In terms of the worldwide Church, the Archbishop of Canterbury has always had the lead role in the fellowship of international Churches known now as the Global Anglican Communion of Churches. In the last forty years he has increasingly been known as “the first instrument of unity” (where “instrument” means “a person who is made use of” for a specific purpose). Further, the See (meaning “the place in which a cathedral church stands”) of Canterbury has been consistently referred to within Global Communion-talk as though this See is the only See in the mother Church of the Communion, the ecclesia anglicana. But it is not! Perhaps you remember name the place where the man whom we now call “Constantine the Great” began his journey to Rome in the early fourth century. It was York and here is also, as we noted above, is one of the two Sees of the Church of England.

But is there any way that the See and province of York is specifically or distinctly associated with the very definition of the Global Anglican Communion of Churches? That is, other than being a half of the Church of England, which as a whole entity is obviously in that Communion as the Mother Church? Yes there is!

For the answer we turn to The Revised Catechism (1962) a revision of the Catechism in The Book of Common Prayer of the Church of England. It is important to note that this Catechism was published before the beginnings of the move to new modern liturgy, to so-called contemporary language for language, and to the expansion of the Anglican Family of Churches in the 1970s and following. It belongs to the pre-modern reality of the ecclesia anglicana.

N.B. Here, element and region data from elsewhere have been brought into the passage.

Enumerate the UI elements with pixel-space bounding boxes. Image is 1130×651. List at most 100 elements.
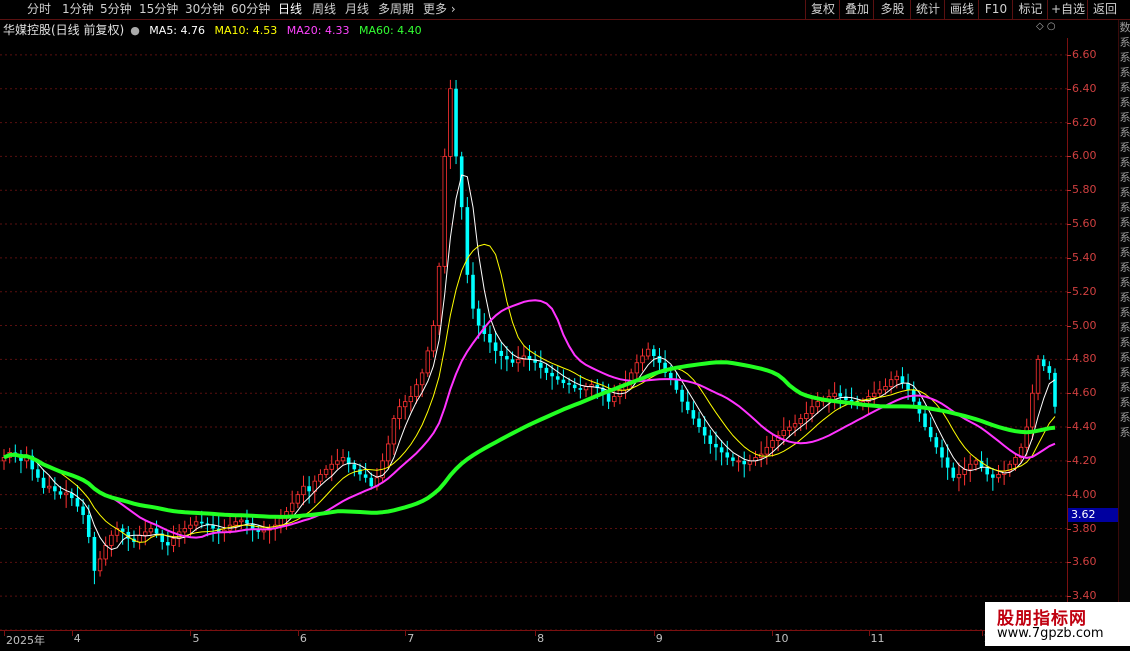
period-tab-0[interactable]: 分时 <box>27 1 51 17</box>
candle-body <box>442 156 447 267</box>
candle-body <box>928 427 933 438</box>
price-tick-mark <box>1067 156 1071 158</box>
price-tick-mark <box>1067 460 1071 462</box>
candle-body <box>81 506 85 515</box>
side-panel-char: 系 <box>1119 186 1130 199</box>
toolbar-button-1[interactable]: 叠加 <box>839 0 874 19</box>
candle <box>182 520 188 544</box>
price-tick-mark <box>1067 257 1071 259</box>
kline-chart[interactable] <box>0 38 1067 630</box>
circle-icon[interactable]: ○ <box>1047 21 1056 32</box>
candle-body <box>1030 392 1035 428</box>
side-panel-char: 系 <box>1119 306 1130 319</box>
candle <box>222 519 227 542</box>
date-tick-label: 5 <box>192 632 200 645</box>
toolbar-button-4[interactable]: 画线 <box>944 0 979 19</box>
candle-body <box>137 534 142 543</box>
candle-body <box>510 359 515 363</box>
side-panel-char: 系 <box>1119 261 1130 274</box>
price-tick-mark <box>1067 291 1071 293</box>
candle-body <box>233 521 238 526</box>
candle <box>448 79 453 169</box>
price-tick-label: 4.00 <box>1072 487 1097 501</box>
period-tab-3[interactable]: 15分钟 <box>139 1 178 17</box>
side-panel-char: 系 <box>1119 111 1130 124</box>
date-tick-mark <box>405 631 407 636</box>
price-tick-mark <box>1067 562 1071 564</box>
price-tick-label: 5.40 <box>1072 250 1097 264</box>
candle-body <box>555 376 560 380</box>
candle <box>109 530 114 557</box>
chart-legend: 华媒控股(日线 前复权) ● MA5: 4.76 MA10: 4.53 MA20:… <box>3 21 428 37</box>
toolbar-button-6[interactable]: 标记 <box>1012 0 1048 19</box>
candle-body <box>307 486 311 492</box>
side-panel-char: 系 <box>1119 96 1130 109</box>
candle <box>211 513 215 542</box>
toolbar-button-5[interactable]: F10 <box>978 0 1013 19</box>
candle-body <box>476 308 481 326</box>
period-tab-8[interactable]: 月线 <box>345 1 369 17</box>
candle <box>312 475 317 504</box>
side-panel-char: 系 <box>1119 336 1130 349</box>
period-tab-4[interactable]: 30分钟 <box>185 1 224 17</box>
candle-body <box>940 447 944 458</box>
side-panel-char: 系 <box>1119 321 1130 334</box>
diamond-icon[interactable]: ◇ <box>1036 21 1044 32</box>
toolbar-button-8[interactable]: 返回 <box>1087 0 1122 19</box>
candle-body <box>47 485 52 489</box>
candle-body <box>923 413 927 428</box>
candle <box>465 197 470 284</box>
candle-body <box>86 514 91 537</box>
period-tab-7[interactable]: 周线 <box>312 1 336 17</box>
candle <box>934 432 939 454</box>
side-panel-char: 系 <box>1119 36 1130 49</box>
candle <box>352 460 357 477</box>
period-tab-5[interactable]: 60分钟 <box>231 1 270 17</box>
candle <box>674 372 679 394</box>
candle-body <box>968 463 973 470</box>
candle <box>30 449 35 481</box>
candle <box>544 363 549 381</box>
price-tick-label: 6.00 <box>1072 149 1097 163</box>
candle-body <box>572 384 577 389</box>
toolbar-button-3[interactable]: 统计 <box>910 0 945 19</box>
candle <box>459 151 464 220</box>
right-side-panel: 数系系系系系系系系系系系系系系系系系系系系系系系系系系系 <box>1118 20 1130 630</box>
ma-toggle-icon[interactable]: ● <box>130 24 140 37</box>
candle <box>578 375 583 399</box>
candle-body <box>245 520 249 524</box>
candle-body <box>499 350 504 356</box>
candle-body <box>295 494 301 504</box>
period-tab-1[interactable]: 1分钟 <box>62 1 94 17</box>
candle <box>561 369 566 389</box>
candle <box>63 480 69 508</box>
period-tab-9[interactable]: 多周期 <box>378 1 414 17</box>
watermark-url: www.7gpzb.com <box>997 626 1104 641</box>
candle <box>493 331 498 364</box>
candle <box>171 525 176 553</box>
side-panel-char: 系 <box>1119 126 1130 139</box>
candle-body <box>1047 366 1052 373</box>
period-tab-2[interactable]: 5分钟 <box>100 1 132 17</box>
toolbar-button-7[interactable]: +自选 <box>1047 0 1088 19</box>
candle-body <box>58 491 63 495</box>
candle-body <box>103 545 108 560</box>
toolbar-button-0[interactable]: 复权 <box>805 0 840 19</box>
candle <box>92 531 97 585</box>
side-panel-char: 系 <box>1119 246 1130 259</box>
candle-body <box>725 452 730 458</box>
candle <box>900 367 905 389</box>
candle <box>363 462 368 483</box>
date-tick-mark <box>190 631 192 636</box>
stock-title: 华媒控股(日线 前复权) <box>3 23 125 37</box>
price-tick-label: 5.60 <box>1072 217 1097 231</box>
period-tab-6[interactable]: 日线 <box>278 1 302 17</box>
period-tab-10[interactable]: 更多 › <box>423 1 456 17</box>
side-panel-char: 系 <box>1119 66 1130 79</box>
candle <box>431 320 436 358</box>
toolbar-button-2[interactable]: 多股 <box>873 0 911 19</box>
candle-body <box>877 389 883 394</box>
candle <box>488 325 492 353</box>
candle-body <box>471 274 475 309</box>
candle <box>719 440 724 466</box>
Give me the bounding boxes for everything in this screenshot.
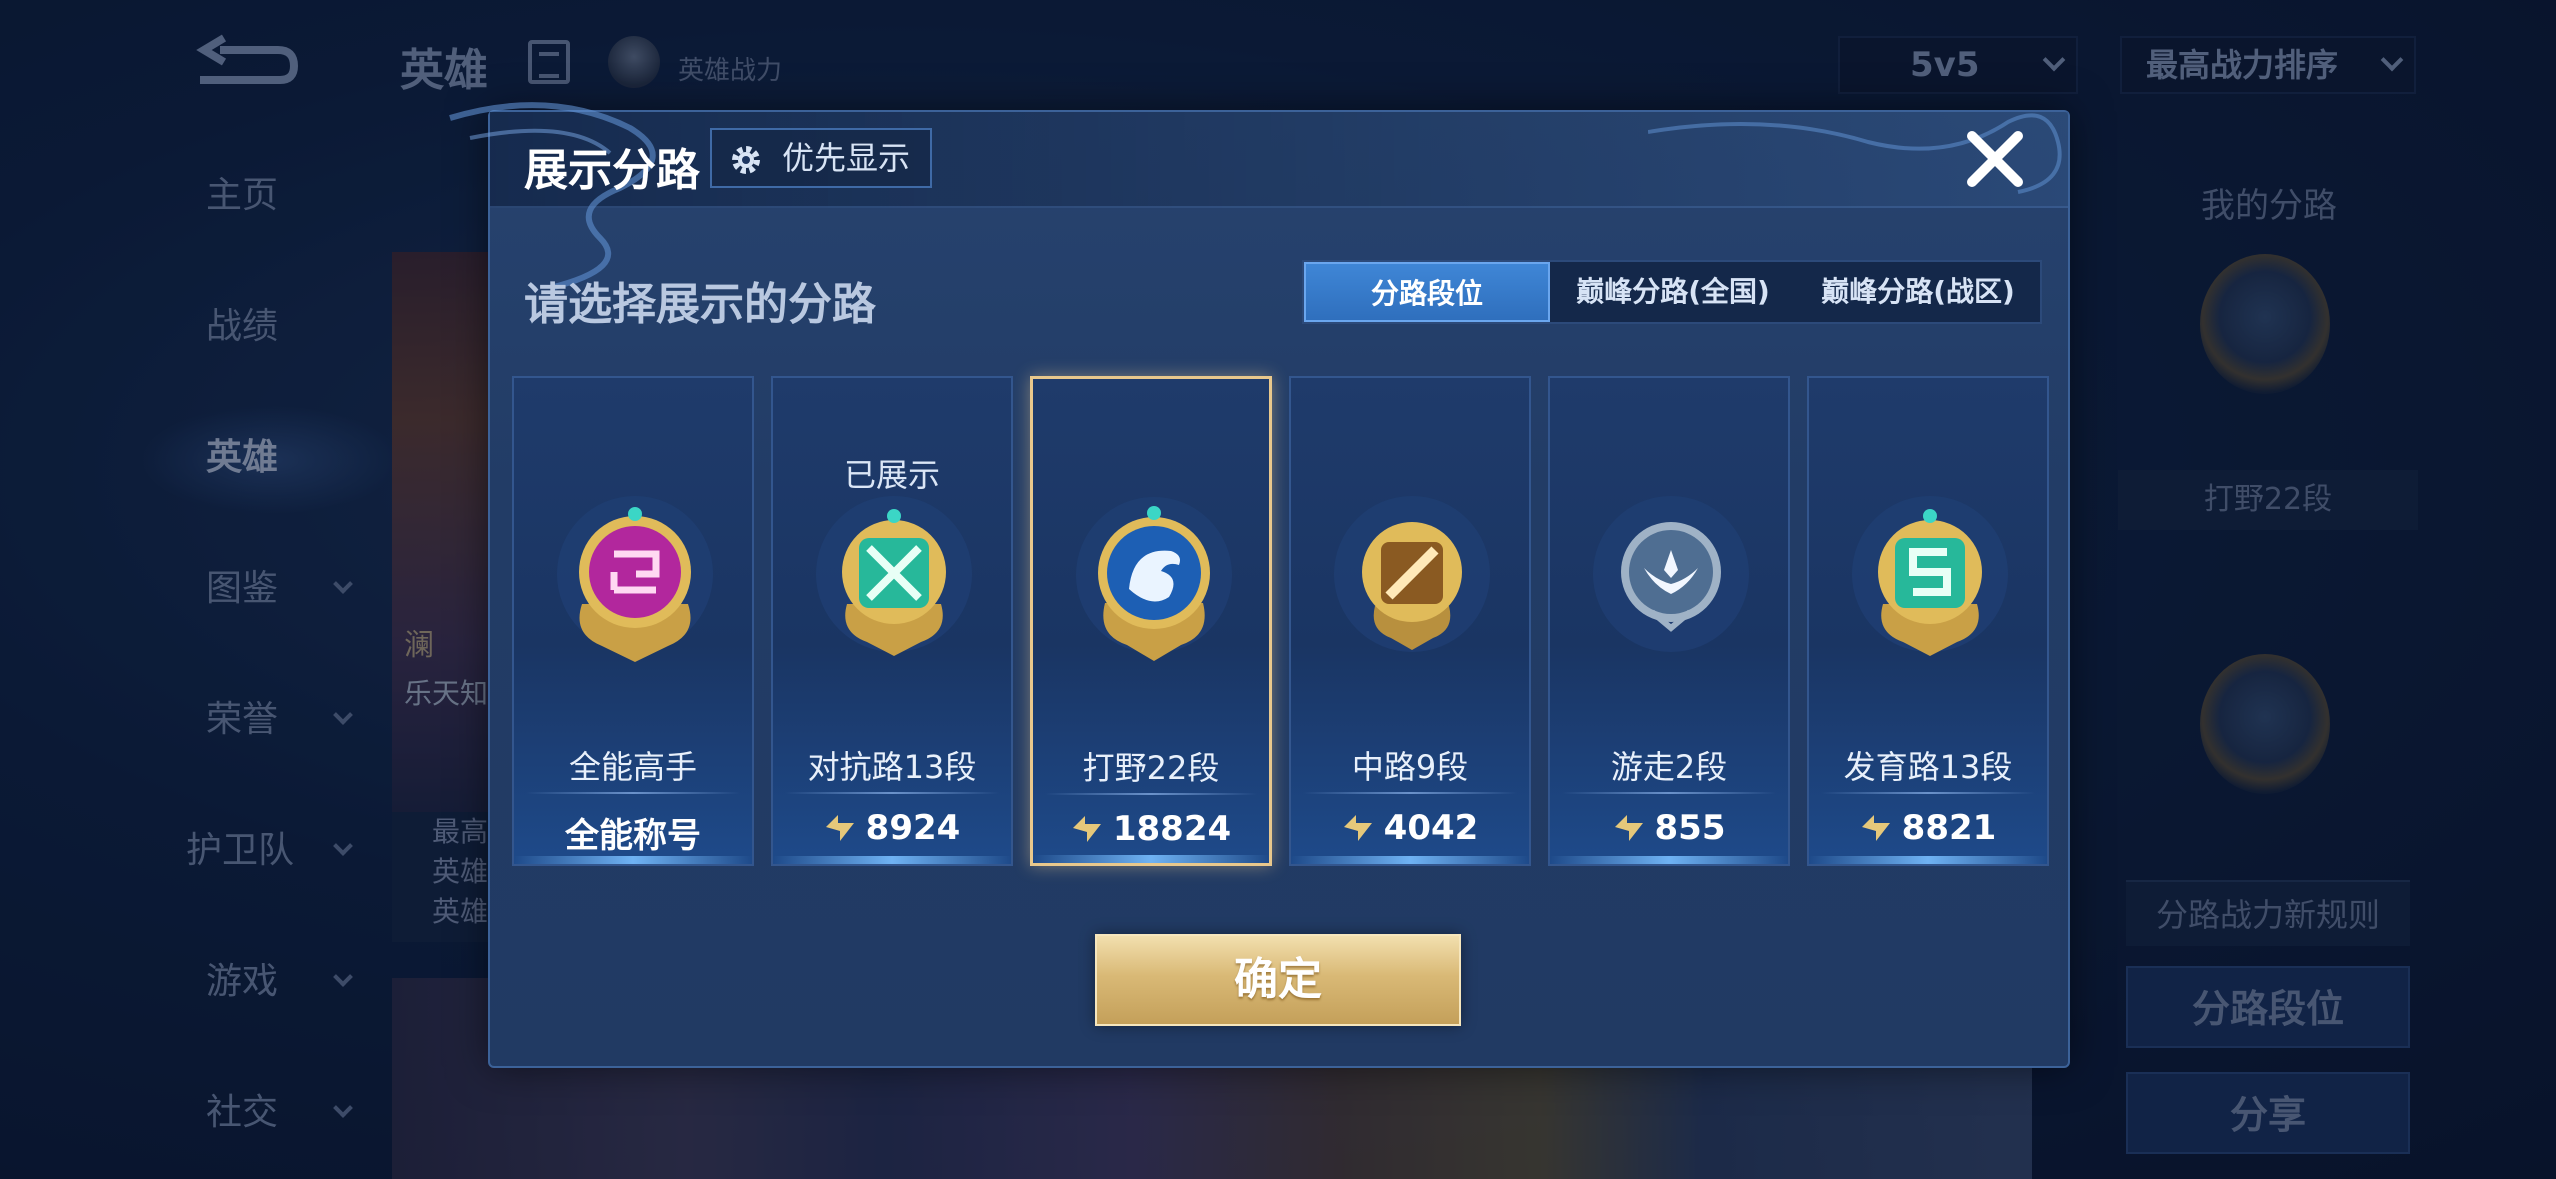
lane-card-name: 中路9段 bbox=[1351, 748, 1469, 786]
lane-card-value-text: 855 bbox=[1654, 808, 1726, 848]
lane-card-value-text: 8924 bbox=[865, 808, 961, 848]
divider bbox=[526, 792, 740, 794]
lane-card-name: 对抗路13段 bbox=[807, 748, 977, 786]
divider bbox=[1562, 792, 1776, 794]
gear-icon bbox=[732, 146, 760, 174]
lane-card-name: 打野22段 bbox=[1082, 749, 1220, 787]
lane-card-jungle[interactable]: 打野22段 18824 bbox=[1030, 376, 1272, 866]
tab-peak-lane-region[interactable]: 巅峰分路(战区) bbox=[1796, 262, 2040, 322]
teal-emblem-icon bbox=[816, 496, 972, 656]
lane-card-name: 游走2段 bbox=[1610, 748, 1728, 786]
dialog-instruction: 请选择展示的分路 bbox=[524, 279, 876, 330]
divider bbox=[1821, 792, 2035, 794]
lane-card-value: 4042 bbox=[1291, 808, 1529, 848]
purple-emblem-icon bbox=[557, 496, 713, 662]
teal-s-emblem-icon bbox=[1852, 496, 2008, 656]
dragon-emblem-icon bbox=[1076, 497, 1232, 661]
lane-card-value-text: 4042 bbox=[1383, 808, 1479, 848]
app-screen: 英雄 英雄战力 5v5 最高战力排序 主页 战绩 英雄 图鉴 荣誉 护卫队 游戏… bbox=[0, 0, 2556, 1179]
lane-card-value: 全能称号 bbox=[514, 808, 752, 857]
dialog-title: 展示分路 bbox=[524, 145, 700, 196]
priority-display-button[interactable]: 优先显示 bbox=[710, 128, 932, 188]
lane-card-farm[interactable]: 发育路13段 8821 bbox=[1807, 376, 2049, 866]
lane-tabs: 分路段位 巅峰分路(全国) 巅峰分路(战区) bbox=[1302, 260, 2042, 324]
tab-lane-rank[interactable]: 分路段位 bbox=[1304, 262, 1550, 322]
lane-card-all-round[interactable]: 全能高手 全能称号 bbox=[512, 376, 754, 866]
priority-display-label: 优先显示 bbox=[782, 139, 911, 177]
power-icon bbox=[1072, 816, 1101, 842]
close-icon[interactable] bbox=[1962, 126, 2028, 192]
confirm-button[interactable]: 确定 bbox=[1095, 934, 1461, 1026]
lane-card-value: 855 bbox=[1550, 808, 1788, 848]
lane-card-value-text: 18824 bbox=[1112, 809, 1232, 849]
lane-card-value-text: 8821 bbox=[1901, 808, 1997, 848]
power-icon bbox=[1614, 815, 1643, 841]
lane-card-list: 全能高手 全能称号 已展示 对抗路13段 8924 打野22段 18824 中路… bbox=[512, 376, 2052, 866]
tab-peak-lane-national[interactable]: 巅峰分路(全国) bbox=[1550, 262, 1796, 322]
power-icon bbox=[1861, 815, 1890, 841]
gold-emblem-icon bbox=[1334, 496, 1490, 652]
lane-card-name: 发育路13段 bbox=[1843, 748, 2013, 786]
lane-card-value-text: 全能称号 bbox=[565, 816, 701, 856]
lane-card-value: 8924 bbox=[773, 808, 1011, 848]
lane-card-value: 8821 bbox=[1809, 808, 2047, 848]
power-icon bbox=[1343, 815, 1372, 841]
lane-card-name: 全能高手 bbox=[568, 748, 697, 786]
lane-card-mid[interactable]: 中路9段 4042 bbox=[1289, 376, 1531, 866]
divider bbox=[1303, 792, 1517, 794]
divider bbox=[1045, 793, 1257, 795]
lane-card-value: 18824 bbox=[1033, 809, 1269, 849]
divider bbox=[785, 792, 999, 794]
lane-card-roam[interactable]: 游走2段 855 bbox=[1548, 376, 1790, 866]
wing-emblem-icon bbox=[1593, 496, 1749, 652]
lane-display-dialog: 展示分路 优先显示 请选择展示的分路 分路段位 巅峰分路(全国) 巅峰分路(战区… bbox=[449, 102, 2070, 1068]
lane-card-clash[interactable]: 已展示 对抗路13段 8924 bbox=[771, 376, 1013, 866]
power-icon bbox=[825, 815, 854, 841]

Further, it was composed by a Commission set up by both Archbishops, and it was authorized in January 1962 for seven years use by the Convocations of Canterbury and York (who met together as a governing body before the arrival of the Synod of the Church of England a little later).

Obviously there is nothing in the original Catechism of 1662 about the Anglican Communion for it did not exist; and it is not mentioned in revived Catechisms of Canada and other provinces; however, in that of England and Wales 1962 it it was a topic about which those being confirmed ought to be informed. Thus there is this basic question followed by a revealing answer:

“What is the Anglican Communion?

“The Anglican Communion is a family of Churches within the universal Church of Christ, maintaining apostolic doctrine and order and in full communion with one another and with the Sees of Canterbury and York.”

Not surprisingly a Commission representing the province of York as well as Canterbury would and should include “in full communion with the See of York.” And the Church of England, let us not forget, is one Church with two provinces, and both are provinces in the full ecclesial and theological meaning of the word “province.”

Regrettably after the revolutionary 1960s and early 1970s, in which the Anglican Way changed much, especially in the West, “full communion with York” got apparently forgotten, and the new entrants into the global Anglican Communion, usually from the previous British colonies, were not told about it. They simply learned that the Archbishop of Canterbury is the primary instrument (an odd word for most of them) of unity. And this they accepted seemingly without much question until the new question of the new millennium arose with vengeance—which is a story that has often been told recently and need not be repeated here.

I have one more thing to say about Yorkshire..

As one who was born near the city of York, and who was ordained deacon and priest in the province of York, I protest about the demise of York from the Anglican Communion pedigree! I dream of what could be achieved if from the 1970s York could have been designated the Secondary Instrument of Union of the Anglican Communion, with special responsibility for convening and chairing the Primates’ Meeting on a regular basis!


The Revd Dr Peter Toon October 11, 2008.